News Release

Mouse Model Of Down Syndrome Offers Glimpse Into Role Of Specific Genes In TheDisorder

Peer-Reviewed Publication

University of California - San Francisco

The human genome is comprised of 22 pairs of chromosomes, as well as two chromosomes that determine a person's gender. And researchers have known for decades that Down syndrome is associated with an extra copy of all or part of one of these: chromosome 21.

However, scientists have yet to identify the particular genes on this extra chromosome that cause the mental and physical abnormalities associated with the disorder. And this lack of knowledge has stymied drug development because drugs need targets, either the genes or the proteins they produce.

Now, however, in a recent issue of Proceedings of the National Academy of Science, researchers at UC San Francisco report that they have developed a mouse model that should enable them for the first time to delineate the role of specific genes in particular aspects of a Down syndrome-like disorder in mice. This model, says senior author Ting-Ting Huang, PhD, an assistant adjunct professor of pediatrics in the pediatric-medical genetics laboratory of Charles Epstein, MD, at UCSF should allow researchers to assess potential pharmacological agents and various forms of environmental enrichment, such as training, in these mice.

Ultimately, of course, the researchers hope such research would lead to the development of drugs to treat humans with Down syndrome, which causes mental retardation, major and minor physical abnormalities, often including heart disorders, and, in later life, Alzheimer's disease.

The new mouse model, called Ts1Cje, includes a partial third segment of mouse chromosome 16, the equivalent of a region on chromosome 21 in humans that is associated with Down syndrome.
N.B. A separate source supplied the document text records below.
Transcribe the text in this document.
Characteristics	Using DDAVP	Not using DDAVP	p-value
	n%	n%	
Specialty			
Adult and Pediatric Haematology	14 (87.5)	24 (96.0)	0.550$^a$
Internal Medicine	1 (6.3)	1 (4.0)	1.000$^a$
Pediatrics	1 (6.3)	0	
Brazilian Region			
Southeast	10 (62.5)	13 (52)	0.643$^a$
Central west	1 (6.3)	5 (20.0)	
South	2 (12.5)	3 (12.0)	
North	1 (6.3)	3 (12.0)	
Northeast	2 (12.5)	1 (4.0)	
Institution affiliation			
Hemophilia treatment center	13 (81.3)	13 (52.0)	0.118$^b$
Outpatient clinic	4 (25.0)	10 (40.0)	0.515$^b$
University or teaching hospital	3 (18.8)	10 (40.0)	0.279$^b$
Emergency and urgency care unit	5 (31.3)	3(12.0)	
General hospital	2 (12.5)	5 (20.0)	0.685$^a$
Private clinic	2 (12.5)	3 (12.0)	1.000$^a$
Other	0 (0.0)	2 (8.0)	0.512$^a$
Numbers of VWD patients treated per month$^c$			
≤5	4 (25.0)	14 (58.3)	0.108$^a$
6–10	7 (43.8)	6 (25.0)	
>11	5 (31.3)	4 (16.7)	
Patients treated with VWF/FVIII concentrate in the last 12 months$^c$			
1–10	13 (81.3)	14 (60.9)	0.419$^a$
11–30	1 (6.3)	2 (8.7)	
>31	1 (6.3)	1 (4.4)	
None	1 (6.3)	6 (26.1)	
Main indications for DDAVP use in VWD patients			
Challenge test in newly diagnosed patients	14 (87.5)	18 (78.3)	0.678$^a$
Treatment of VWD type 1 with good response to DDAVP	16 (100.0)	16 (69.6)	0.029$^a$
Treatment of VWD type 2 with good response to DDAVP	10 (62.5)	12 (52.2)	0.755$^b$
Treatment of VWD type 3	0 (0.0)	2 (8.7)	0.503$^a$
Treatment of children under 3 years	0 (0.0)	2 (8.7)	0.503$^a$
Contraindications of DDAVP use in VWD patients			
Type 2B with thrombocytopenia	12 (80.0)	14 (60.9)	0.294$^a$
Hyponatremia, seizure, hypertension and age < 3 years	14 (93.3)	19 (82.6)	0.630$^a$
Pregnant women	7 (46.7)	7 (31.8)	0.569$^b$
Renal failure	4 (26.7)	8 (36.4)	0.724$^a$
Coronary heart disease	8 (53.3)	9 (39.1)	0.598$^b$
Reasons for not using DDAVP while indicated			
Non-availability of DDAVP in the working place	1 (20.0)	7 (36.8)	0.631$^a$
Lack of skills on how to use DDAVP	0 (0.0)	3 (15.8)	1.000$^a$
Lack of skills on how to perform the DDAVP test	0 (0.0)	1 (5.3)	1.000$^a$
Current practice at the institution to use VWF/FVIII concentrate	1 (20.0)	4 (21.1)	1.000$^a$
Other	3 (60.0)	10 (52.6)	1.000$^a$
It is not the first mouse model of Down syndrome--in fact, one of the previous standard models, known as "full trisomy 16," was also developed at UCSF--but it is the first to represent just a particularly small portion of the region of chromosome 16 that has strong parallels to some of the neurological disorders of the disease in humans. And this, said Huang, should make it easier to zero in on the role of individual genes.

Another previous standard model, Ts65Dn, includes a slightly larger third segment of chromosome 16 and causes more widespread learning and behavioral impairments than the newer model.

The researchers plan to tease out the specific role of genes in the newer model by using the older model as a backdrop.

"By analyzing this mouse model side-by-side with Ts65Dn," said Huang, "we can see what kind of physiological and biochemical differences there are between the two, and this may enable us to identify the role of some of the specific genes involved. Ultimately, we may be able to make corrections in these animals." The new mouse model includes approximately 20 genes that have been identified on the extra segment of chromosome 16 in the previous models.

The researchers say it is too early to draw strict parallels between the cognitive deficits in humans with Down syndrome and the learning, behavioral and structural abnormalities observed in the genetically engineered mice. However, they said, their new mouse model should yield insights into the chromosomal regions and the genes they contain that have the capability of disturbing neuronal structure and function when present in an extra copy. And the mechanisms by which these perturbations occur, they said, are likely to be relevant to the human situation.

In addition, they said, these animals can be used to assess potential pharmacological agents and various forms of environmental enrichment for their ability to improve learning and behavior. Already, the researchers have been able to improve the spatial learning deficits in the mice with training. In mice in the older, Ts65Dn model, the researchers succeeded in reversing neurodegeneration of one form of neuron with the use of nerve growth factor. "We have a ways to go," said Epstein, a professor of pediatrics and a senior author of the study, "but we're moving in on the genes that cause Down syndrome."